Under Tooley, claims of corporate overpayment are usually derivative. But two years after Tooley, in Gentile v. Rossette, the Delaware Supreme Court held that there was one type of corporate overpayment claim that is both derivative and direct: a claim challenging the corporation’s overpayment in company stock for assets of its controlling shareholder, thereby diluting minority shareholders and increasing the controller’s stake. 906 A.2d 91, 100 (Del. 2006).
In the years since it was decided, Gentile faced criticism. Indeed, in his concurrence in El Paso Pipeline GP Co. v. Brinckerhoff, 152 A.3d 1248 (Del. 2016), Justice Strine urged overruling Gentile. On September 20, the Delaware Supreme Court did just that in Brookfield Asset Management, Inc. v. Rosson, No. 406, 2020, slip op. (Del. Sept. 20, 2021).

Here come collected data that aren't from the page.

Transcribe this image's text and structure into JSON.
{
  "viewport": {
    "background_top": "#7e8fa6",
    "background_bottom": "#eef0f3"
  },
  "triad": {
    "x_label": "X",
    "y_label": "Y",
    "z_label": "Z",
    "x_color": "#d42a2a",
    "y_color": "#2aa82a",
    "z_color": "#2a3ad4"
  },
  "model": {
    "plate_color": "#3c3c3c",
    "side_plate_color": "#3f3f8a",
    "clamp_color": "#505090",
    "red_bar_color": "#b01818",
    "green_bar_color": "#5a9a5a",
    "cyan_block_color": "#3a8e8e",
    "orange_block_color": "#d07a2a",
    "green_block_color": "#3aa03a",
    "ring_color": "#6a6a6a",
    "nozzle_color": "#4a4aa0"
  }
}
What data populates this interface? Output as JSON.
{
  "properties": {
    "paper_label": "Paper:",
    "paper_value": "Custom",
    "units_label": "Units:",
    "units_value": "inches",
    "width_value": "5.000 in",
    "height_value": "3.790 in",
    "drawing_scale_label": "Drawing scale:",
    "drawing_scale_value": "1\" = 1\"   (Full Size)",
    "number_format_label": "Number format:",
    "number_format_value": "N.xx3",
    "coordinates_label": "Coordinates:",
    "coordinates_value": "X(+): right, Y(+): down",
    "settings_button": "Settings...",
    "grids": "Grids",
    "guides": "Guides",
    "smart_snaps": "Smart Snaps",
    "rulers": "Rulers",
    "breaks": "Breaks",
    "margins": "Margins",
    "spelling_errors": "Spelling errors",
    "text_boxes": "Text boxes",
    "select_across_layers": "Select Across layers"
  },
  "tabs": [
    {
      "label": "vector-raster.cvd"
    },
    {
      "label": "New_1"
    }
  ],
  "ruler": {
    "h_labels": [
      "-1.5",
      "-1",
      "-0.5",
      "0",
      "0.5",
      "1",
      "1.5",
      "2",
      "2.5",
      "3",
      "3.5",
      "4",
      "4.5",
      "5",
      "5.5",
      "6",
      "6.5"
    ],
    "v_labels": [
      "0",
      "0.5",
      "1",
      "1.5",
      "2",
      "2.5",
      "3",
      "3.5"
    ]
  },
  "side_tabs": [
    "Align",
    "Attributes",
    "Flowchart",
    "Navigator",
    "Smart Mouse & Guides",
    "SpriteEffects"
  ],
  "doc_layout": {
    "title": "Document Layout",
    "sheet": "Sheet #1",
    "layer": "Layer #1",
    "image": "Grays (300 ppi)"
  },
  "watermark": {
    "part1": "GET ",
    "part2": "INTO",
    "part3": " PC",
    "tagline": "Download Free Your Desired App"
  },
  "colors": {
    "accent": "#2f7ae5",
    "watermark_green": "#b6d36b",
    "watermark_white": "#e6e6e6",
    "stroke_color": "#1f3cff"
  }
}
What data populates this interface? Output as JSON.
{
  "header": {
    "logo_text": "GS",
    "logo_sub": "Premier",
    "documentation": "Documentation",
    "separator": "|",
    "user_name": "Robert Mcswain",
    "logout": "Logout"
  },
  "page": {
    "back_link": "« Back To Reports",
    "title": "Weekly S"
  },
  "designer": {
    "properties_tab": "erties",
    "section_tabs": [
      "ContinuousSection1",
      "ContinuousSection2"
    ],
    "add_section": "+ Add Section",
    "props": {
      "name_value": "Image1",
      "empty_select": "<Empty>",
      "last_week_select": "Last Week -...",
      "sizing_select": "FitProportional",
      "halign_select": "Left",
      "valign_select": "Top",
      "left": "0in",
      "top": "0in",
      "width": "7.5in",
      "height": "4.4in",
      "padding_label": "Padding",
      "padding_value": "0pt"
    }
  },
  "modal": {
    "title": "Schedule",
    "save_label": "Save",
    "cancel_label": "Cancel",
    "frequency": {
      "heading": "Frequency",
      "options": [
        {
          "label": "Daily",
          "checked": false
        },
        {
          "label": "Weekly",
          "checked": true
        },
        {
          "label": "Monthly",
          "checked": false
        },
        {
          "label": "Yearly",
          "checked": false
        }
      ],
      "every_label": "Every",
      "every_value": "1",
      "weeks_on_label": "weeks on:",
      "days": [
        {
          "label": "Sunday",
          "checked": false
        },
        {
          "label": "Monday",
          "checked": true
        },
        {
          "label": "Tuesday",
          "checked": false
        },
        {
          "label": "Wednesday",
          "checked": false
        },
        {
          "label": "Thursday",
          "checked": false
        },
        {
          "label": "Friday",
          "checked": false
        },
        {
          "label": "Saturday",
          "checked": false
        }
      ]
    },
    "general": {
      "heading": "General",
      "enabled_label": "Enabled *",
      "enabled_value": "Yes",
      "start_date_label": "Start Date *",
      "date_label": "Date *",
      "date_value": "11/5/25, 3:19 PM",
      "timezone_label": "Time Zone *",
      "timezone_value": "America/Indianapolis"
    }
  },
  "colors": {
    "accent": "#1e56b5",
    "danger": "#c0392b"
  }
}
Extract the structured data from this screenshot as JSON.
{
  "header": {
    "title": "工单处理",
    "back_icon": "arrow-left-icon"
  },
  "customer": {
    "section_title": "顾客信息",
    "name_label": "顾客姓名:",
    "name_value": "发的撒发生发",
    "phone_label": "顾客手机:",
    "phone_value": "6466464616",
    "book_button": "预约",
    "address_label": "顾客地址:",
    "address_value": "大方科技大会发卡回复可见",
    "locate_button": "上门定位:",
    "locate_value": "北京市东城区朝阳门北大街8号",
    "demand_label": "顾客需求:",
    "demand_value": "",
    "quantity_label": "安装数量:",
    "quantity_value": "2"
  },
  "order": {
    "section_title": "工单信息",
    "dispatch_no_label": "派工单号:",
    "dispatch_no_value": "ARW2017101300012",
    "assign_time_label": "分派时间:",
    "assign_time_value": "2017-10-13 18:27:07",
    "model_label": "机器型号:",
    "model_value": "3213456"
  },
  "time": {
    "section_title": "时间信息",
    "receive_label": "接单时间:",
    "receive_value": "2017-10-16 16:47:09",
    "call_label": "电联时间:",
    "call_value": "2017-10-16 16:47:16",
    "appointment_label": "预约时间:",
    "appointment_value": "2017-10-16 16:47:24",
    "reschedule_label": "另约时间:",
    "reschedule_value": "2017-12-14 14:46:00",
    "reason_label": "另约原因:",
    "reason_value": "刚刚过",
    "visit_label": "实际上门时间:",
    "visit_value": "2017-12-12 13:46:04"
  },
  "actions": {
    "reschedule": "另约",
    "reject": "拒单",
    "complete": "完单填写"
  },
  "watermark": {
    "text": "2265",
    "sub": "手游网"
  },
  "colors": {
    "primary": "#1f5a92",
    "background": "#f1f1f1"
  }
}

Defendants conceded that the facts fit the Gentile rule, but urged Vice Chancellor Glasscock to overrule Gentile. He declined to do so. On interlocutory appeal, Defendants asked the Delaware Supreme Court to scrap the Gentile exception.
Supreme Court Decision
The Delaware Supreme Court agreed with Defendants and overruled Gentile. The Court discussed the following factors:
- Gentile Conflicts with Tooley. Although Gentile was decided after Tooley, the Court concluded that “certain aspects of Gentile are in tension with Tooley,” including whether and how stockholders were injured independent of the corporation, Gentile’s reliance on the “special injury” test contained in a prior case, In re Tri-Star Pictures, Inc. Litigation, 634 A.2d 319 (Del. 1993) (a test whichTooley rejected) , and Gentile’s focus on the alleged wrongdoer—the controller—rather than who was injured and who would receive recovery. Slip op. at 27-43.
- Gentile Not Needed. The Court gave minority shareholders a roadmap for non-Gentile claims. Finding that there was “no practical need” for the Gentile doctrine, the Court highlighted that “[o]ther legal theories” gave stockholders a basis to address fiduciary duty violations in a change of control context,” and that stockholders have “the right to challenge [a] merger itself as a breach of the duties they are owed” by arguing that “the seller’s board failed to obtain sufficient value for the derivative claims.” Slip op. at 43-44. Shareholders facing a harmful merger can look to this discussion in future cases.
- Stare Decisis Does Not Save Gentile. Finally, the Court held that stare decisis concerns did not compel upholding Gentile. The Court explained that Gentile was decided fifteen years ago and that time has proven that the decision “is more of a departure from the then-recent Tooley than the continuation we perceived it to be at the time” and that El Paso “further muted” any reliance on Gentile. Slip op. at 49.
Given Justice Strine’s decision in El Paso urging that Gentile be overruled, the Delaware Supreme Court’s decision doing just that was not surprising. The death of Gentile means that minority shareholders must consider alternative routes to challenge a controlling shareholders’ extractive transaction. As the Supreme Court discussed, minority shareholders may have other non-Gentile claims, and thus should explore all of their legal options if faced with a controller who has effectively expropriated both economic and voting power via a related-party stock transaction.